Efforts have been made to attract more buyers, with the event organizer saying it sent out invitations to 1.3 million overseas enterprises this year, an increase of 17 percent on the spring session and a sign of the growing eagerness to woo foreign buyers as demand from overseas drops amid global economic woes.
Domestic vendors have also been keener to take part, a sign of exporters' increasing desire to tap the overseas market, said fair spokesman Liu Jianjun.
Though organizers have tried to sound an upbeat note about the fair's attractions, including more booths reserved for well-known domestic brands, they admit they are not optimistic about the attendance and turnover figures.
The number of participators and turnover will be announced at the end of the fair on Nov 4.
Inside the venue, the areas between the booths are not as crowded as before.
Qiu Zhen, sales manager of a solar energy street lighting manufacturer from Qingdao, Shandong province, said anti-subsidy investigations launched by the US and EU into China's photovoltaic industry had affected her company's business.
Some vendors have complained about lackluster business.
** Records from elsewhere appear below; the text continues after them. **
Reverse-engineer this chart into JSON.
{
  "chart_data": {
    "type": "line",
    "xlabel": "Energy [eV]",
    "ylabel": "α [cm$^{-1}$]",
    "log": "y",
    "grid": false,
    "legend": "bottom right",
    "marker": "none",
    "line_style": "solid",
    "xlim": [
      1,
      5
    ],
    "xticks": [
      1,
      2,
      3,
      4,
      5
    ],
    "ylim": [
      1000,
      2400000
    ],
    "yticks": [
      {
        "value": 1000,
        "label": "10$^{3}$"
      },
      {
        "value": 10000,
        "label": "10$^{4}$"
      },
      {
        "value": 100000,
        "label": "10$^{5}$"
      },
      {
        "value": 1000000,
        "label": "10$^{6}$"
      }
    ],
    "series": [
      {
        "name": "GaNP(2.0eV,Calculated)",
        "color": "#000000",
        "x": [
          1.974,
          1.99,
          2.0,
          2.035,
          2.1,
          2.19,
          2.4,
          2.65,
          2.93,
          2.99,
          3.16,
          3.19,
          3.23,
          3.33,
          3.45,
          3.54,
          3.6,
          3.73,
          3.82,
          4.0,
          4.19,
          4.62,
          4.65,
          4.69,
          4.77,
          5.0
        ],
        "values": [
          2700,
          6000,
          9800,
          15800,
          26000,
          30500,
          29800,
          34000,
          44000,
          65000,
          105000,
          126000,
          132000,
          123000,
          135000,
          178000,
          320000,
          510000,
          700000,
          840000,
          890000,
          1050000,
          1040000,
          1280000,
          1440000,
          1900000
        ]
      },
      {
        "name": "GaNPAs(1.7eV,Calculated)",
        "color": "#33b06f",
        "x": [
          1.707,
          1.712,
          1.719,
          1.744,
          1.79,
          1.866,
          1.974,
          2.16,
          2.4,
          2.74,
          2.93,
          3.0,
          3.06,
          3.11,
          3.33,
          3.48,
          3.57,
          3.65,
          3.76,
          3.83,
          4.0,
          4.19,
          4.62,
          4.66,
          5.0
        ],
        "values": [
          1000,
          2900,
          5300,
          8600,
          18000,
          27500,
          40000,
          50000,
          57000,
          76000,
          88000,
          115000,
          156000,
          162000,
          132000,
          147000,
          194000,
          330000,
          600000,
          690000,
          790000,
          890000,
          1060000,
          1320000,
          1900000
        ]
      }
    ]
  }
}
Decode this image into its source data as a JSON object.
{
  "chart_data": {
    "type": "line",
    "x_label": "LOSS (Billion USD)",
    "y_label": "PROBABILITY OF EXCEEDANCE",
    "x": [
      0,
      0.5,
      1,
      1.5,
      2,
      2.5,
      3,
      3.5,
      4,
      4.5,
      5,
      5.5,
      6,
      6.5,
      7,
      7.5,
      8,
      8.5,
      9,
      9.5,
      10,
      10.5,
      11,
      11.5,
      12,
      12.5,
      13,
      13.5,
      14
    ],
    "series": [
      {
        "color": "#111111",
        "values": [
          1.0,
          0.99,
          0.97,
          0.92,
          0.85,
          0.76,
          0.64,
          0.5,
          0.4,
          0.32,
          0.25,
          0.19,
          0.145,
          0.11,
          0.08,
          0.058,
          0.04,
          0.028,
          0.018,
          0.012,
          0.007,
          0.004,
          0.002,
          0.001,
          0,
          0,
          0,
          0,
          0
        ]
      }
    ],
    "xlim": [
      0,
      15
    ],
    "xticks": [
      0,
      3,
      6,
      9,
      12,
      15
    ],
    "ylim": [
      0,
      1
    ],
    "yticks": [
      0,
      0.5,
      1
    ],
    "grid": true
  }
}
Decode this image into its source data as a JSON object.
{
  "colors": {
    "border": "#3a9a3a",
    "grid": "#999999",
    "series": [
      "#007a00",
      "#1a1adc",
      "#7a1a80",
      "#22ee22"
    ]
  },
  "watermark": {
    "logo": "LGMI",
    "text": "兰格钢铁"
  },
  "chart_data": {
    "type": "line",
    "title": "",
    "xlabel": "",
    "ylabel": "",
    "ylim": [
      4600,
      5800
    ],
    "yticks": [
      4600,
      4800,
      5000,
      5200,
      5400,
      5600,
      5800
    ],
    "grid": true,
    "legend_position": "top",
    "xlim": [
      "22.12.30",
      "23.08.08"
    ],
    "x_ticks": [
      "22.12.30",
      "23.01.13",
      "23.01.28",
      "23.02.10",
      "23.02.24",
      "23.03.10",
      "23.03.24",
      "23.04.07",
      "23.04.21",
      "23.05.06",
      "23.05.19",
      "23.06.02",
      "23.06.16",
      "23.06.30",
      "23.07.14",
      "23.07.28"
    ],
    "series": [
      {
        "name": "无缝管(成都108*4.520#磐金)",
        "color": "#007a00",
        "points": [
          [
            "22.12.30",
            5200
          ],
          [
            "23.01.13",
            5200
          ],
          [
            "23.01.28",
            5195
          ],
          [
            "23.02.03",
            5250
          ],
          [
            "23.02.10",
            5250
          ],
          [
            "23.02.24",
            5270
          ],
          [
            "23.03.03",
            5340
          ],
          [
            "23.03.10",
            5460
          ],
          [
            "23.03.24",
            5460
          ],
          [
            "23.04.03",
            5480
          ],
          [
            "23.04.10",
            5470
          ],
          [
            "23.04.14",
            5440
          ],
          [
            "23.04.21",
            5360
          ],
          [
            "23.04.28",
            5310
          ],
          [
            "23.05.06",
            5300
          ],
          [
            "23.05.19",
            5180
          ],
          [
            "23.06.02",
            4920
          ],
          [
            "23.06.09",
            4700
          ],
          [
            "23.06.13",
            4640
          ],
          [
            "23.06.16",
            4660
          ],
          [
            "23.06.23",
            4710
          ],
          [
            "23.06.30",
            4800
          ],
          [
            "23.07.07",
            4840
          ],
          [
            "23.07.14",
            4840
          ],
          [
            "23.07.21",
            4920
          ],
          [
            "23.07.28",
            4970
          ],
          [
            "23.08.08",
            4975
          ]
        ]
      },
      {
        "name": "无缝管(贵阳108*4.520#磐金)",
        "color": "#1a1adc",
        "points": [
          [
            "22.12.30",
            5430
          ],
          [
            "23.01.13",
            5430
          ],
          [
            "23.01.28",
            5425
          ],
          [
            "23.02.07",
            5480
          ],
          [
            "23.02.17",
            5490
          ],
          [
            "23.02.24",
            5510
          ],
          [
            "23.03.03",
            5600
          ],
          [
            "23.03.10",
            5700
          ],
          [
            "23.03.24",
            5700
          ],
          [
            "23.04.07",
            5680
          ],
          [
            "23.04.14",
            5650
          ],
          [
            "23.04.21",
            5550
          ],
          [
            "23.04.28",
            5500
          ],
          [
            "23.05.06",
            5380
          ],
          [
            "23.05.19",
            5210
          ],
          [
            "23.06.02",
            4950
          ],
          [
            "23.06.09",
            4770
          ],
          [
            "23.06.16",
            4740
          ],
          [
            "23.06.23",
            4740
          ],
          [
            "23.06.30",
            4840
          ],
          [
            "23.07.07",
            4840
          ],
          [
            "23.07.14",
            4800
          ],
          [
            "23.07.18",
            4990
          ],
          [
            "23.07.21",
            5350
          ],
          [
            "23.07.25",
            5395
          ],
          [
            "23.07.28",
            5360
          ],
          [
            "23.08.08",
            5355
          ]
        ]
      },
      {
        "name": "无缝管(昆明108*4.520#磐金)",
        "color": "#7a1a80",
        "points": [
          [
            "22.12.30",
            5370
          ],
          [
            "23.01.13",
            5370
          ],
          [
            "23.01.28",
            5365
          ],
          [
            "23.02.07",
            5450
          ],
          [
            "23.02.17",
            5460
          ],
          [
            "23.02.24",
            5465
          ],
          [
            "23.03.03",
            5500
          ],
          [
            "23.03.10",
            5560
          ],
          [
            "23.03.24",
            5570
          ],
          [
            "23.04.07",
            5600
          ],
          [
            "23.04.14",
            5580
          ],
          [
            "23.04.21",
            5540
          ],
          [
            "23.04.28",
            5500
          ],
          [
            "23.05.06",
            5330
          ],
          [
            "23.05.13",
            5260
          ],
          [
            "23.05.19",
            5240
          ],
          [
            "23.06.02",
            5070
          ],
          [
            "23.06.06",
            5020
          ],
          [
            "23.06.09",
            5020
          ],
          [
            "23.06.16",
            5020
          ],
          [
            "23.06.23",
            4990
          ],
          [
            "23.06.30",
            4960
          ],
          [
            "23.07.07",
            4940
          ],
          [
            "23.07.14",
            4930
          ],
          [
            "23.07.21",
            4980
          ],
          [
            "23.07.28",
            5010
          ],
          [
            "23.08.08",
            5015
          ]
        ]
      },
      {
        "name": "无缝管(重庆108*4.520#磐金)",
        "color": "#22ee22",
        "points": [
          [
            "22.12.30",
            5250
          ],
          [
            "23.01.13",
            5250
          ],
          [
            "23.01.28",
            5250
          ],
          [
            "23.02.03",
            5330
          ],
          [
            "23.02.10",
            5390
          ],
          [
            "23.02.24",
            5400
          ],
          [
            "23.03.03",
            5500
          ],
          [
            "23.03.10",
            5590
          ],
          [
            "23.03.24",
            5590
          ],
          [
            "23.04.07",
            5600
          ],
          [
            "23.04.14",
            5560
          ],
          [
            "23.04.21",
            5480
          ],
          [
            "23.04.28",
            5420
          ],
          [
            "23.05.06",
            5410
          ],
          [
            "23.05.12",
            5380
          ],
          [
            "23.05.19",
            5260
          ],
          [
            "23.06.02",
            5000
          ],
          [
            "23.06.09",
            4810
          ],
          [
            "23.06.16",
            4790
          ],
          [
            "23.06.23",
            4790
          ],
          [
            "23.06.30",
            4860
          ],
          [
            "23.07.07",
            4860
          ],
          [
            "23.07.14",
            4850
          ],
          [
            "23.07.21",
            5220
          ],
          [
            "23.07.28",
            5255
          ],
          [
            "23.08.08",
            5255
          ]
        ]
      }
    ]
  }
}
"Many came here just to look at the price, and their bidding price is unreasonably low," a sales manager for an aluminum alloy producer said.
"There are not as many European and US buyers as before. Now most buyers come from Asia, Latin America and Africa, and are more sensitive to prices," he said.
Zahir Abedin, a Bangladeshi buyer looking for sanitary fittings, said he has been attending the fair for eight years and the latest attendance is poor.
"If you are coming here for the first time you will feel there are many people. But if you had been here a few years ago, you will feel the opposite," he said.